When ponderosas begin to die, their needles start turning grayish brown in patches, but once the process is well advanced the needles all turn a rich golden brown, with more gold than brown. I had gotten used to seeing the dead tree, and enjoyed its color, especially in the evenings when the late sun lit it up. Because the dead tree was at the southern end of the group of three, the newly exposed middle tree is kind of scrappy looking. The tree that was removed had blocked its light, and had kept it from putting out many branches on that side. Now when I look that way I see a big trunk rising up almost uninterrupted by branches on my side, and the branches going out to the sides are mostly scrawny, probably due to decades of light deprivation. It's not the loveliest sight. I probably won't look in that direction so much anymore.

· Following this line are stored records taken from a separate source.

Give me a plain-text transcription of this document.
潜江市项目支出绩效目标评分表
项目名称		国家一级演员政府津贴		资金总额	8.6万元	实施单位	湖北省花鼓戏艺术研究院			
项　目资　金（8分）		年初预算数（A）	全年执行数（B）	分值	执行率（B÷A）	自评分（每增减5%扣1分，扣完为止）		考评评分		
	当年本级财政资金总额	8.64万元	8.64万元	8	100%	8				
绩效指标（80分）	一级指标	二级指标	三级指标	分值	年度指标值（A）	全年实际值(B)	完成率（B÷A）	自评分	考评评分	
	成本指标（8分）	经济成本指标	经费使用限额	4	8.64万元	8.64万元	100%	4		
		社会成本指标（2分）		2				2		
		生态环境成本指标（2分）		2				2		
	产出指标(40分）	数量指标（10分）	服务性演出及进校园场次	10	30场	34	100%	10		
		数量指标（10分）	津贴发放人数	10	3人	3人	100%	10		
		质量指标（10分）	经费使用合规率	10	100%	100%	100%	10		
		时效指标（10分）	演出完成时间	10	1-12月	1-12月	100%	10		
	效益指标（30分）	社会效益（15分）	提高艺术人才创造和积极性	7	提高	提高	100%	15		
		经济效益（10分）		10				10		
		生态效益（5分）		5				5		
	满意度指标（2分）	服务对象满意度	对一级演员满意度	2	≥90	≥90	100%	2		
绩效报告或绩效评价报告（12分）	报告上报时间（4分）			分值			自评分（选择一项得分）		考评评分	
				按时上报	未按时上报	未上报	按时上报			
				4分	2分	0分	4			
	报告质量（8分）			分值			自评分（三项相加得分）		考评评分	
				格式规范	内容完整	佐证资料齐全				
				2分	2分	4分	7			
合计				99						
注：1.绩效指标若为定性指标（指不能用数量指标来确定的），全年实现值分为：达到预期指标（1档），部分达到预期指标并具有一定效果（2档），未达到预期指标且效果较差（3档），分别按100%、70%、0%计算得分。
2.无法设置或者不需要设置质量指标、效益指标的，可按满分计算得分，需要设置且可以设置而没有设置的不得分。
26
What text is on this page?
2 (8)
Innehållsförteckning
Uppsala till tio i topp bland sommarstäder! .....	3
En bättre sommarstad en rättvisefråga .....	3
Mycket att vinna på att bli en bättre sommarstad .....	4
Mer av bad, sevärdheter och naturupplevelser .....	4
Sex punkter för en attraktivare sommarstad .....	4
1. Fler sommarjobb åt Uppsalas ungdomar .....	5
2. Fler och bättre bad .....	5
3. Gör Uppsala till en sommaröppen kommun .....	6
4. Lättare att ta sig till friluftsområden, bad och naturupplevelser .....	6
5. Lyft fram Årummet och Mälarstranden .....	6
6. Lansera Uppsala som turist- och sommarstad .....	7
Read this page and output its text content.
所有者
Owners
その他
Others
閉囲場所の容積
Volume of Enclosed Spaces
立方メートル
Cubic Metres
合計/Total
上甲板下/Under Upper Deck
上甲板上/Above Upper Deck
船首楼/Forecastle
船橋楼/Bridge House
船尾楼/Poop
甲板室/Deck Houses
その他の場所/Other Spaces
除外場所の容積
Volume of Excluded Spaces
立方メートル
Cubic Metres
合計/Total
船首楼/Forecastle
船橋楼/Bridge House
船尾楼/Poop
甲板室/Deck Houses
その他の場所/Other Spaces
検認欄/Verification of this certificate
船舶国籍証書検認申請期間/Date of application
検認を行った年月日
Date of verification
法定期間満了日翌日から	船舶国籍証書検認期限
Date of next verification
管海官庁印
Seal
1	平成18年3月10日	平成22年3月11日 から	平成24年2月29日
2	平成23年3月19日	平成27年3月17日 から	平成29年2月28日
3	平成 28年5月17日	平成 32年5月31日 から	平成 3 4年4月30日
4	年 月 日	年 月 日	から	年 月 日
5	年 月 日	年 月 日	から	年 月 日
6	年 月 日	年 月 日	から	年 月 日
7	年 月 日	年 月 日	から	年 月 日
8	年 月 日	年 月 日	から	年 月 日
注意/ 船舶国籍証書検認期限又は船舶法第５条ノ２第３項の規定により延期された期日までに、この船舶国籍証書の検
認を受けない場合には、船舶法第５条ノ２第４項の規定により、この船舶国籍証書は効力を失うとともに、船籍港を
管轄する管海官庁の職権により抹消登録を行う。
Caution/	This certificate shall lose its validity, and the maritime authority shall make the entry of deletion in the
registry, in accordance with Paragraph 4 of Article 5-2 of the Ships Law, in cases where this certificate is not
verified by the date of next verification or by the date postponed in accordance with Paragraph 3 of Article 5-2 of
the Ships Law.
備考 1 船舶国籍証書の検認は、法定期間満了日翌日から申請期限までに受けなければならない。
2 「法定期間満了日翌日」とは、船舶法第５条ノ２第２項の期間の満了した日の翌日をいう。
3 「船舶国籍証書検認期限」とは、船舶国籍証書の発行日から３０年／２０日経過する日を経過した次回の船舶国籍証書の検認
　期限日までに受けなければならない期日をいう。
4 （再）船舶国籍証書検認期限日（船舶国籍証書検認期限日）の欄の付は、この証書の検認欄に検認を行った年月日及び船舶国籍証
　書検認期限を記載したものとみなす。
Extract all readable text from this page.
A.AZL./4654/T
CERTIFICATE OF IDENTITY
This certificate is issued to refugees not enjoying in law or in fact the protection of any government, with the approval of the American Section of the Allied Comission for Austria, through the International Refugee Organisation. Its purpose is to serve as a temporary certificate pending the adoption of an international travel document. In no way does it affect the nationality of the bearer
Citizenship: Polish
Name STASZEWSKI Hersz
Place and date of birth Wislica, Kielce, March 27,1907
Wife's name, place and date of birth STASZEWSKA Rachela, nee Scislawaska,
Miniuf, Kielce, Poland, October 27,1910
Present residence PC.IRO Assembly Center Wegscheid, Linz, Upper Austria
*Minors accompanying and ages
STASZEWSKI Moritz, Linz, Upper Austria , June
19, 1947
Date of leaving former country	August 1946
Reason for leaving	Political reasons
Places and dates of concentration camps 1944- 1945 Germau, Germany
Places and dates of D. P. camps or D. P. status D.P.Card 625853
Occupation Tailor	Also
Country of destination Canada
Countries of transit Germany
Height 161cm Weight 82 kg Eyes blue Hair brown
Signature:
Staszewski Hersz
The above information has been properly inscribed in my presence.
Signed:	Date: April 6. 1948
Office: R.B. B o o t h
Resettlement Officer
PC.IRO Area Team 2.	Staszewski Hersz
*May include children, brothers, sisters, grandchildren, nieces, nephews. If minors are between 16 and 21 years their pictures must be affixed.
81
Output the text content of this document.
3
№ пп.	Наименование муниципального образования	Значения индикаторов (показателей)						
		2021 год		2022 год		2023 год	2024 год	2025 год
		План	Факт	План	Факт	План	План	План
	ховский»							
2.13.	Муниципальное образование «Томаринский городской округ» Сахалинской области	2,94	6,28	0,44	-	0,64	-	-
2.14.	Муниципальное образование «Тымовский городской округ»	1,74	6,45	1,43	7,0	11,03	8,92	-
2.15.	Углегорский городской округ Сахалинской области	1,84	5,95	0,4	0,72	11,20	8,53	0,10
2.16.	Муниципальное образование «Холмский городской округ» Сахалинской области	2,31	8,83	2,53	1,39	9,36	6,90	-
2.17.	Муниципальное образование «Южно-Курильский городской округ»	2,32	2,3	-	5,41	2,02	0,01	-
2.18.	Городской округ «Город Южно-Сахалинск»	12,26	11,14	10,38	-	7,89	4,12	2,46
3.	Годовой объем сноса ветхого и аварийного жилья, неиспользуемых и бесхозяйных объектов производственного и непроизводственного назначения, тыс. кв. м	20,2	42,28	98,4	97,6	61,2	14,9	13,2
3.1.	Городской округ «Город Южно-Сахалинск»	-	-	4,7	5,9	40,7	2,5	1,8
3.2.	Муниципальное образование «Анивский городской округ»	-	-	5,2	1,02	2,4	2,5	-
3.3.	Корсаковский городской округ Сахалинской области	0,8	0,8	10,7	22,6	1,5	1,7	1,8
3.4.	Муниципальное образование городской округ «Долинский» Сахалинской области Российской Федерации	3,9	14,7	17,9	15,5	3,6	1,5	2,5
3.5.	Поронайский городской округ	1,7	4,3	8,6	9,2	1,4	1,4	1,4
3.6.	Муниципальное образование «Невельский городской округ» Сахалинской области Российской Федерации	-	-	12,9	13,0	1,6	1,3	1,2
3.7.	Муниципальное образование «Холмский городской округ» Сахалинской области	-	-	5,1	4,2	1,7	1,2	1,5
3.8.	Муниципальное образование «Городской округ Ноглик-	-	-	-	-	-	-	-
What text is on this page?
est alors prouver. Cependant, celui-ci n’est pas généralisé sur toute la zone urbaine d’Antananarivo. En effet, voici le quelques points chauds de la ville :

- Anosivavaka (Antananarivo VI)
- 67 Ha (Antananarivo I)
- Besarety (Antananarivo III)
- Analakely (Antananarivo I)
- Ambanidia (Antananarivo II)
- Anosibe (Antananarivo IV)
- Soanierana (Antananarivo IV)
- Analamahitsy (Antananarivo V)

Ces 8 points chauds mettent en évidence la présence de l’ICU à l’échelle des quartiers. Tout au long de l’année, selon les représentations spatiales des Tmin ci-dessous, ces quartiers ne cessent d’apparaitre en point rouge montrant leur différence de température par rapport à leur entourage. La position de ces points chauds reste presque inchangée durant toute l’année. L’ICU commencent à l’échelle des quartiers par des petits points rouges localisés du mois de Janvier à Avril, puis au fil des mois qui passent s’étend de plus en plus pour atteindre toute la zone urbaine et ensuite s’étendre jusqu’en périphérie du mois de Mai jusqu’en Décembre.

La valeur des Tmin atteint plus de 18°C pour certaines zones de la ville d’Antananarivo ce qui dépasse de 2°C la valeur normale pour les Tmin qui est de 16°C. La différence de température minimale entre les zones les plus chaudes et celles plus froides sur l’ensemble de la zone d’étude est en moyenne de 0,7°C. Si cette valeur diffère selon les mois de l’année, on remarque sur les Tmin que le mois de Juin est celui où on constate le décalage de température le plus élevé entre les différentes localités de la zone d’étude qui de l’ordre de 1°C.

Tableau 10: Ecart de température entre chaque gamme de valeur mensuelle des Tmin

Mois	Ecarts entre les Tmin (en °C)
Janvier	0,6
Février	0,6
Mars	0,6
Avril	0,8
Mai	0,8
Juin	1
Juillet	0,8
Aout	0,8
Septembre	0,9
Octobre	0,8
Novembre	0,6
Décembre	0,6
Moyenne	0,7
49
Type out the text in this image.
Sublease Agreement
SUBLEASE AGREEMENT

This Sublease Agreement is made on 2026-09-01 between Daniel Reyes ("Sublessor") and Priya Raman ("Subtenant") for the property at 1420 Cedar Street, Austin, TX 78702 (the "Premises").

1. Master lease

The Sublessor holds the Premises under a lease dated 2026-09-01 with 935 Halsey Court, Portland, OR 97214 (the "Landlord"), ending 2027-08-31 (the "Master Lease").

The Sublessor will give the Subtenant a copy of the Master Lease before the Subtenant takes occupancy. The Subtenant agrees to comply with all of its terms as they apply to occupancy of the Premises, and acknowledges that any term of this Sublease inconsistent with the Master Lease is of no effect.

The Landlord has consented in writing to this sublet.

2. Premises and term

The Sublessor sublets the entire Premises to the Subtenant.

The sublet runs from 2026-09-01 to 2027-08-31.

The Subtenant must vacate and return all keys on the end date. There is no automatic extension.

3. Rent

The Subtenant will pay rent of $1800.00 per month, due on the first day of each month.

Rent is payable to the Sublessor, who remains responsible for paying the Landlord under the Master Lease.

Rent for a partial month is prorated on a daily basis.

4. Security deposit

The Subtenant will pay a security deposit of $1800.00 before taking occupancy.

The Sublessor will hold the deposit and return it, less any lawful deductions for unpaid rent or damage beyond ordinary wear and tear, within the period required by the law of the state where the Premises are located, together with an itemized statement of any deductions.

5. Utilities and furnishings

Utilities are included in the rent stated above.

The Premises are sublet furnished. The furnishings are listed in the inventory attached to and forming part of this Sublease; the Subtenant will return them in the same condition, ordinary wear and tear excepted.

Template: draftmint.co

The mild days and cool evenings continue. There are no clouds today, so there'll be a clear view of the waxing crescent moon for a while. I might go out and watch it now, while scratching the mosquito bites I just got while watering the back yard. For conserving water, the hour around sunset is the best time to water, unless you can do it in the hour before sunrise, but it's the worst time of day for mosquitoes. I probably saved about thirty cents by getting bitten this evening. Whether it was worth it or not will depend on how bad the itching gets tonight, and on how long it lasts. Oh, and whether or not I've contracted some terrible mosquito-borne disease.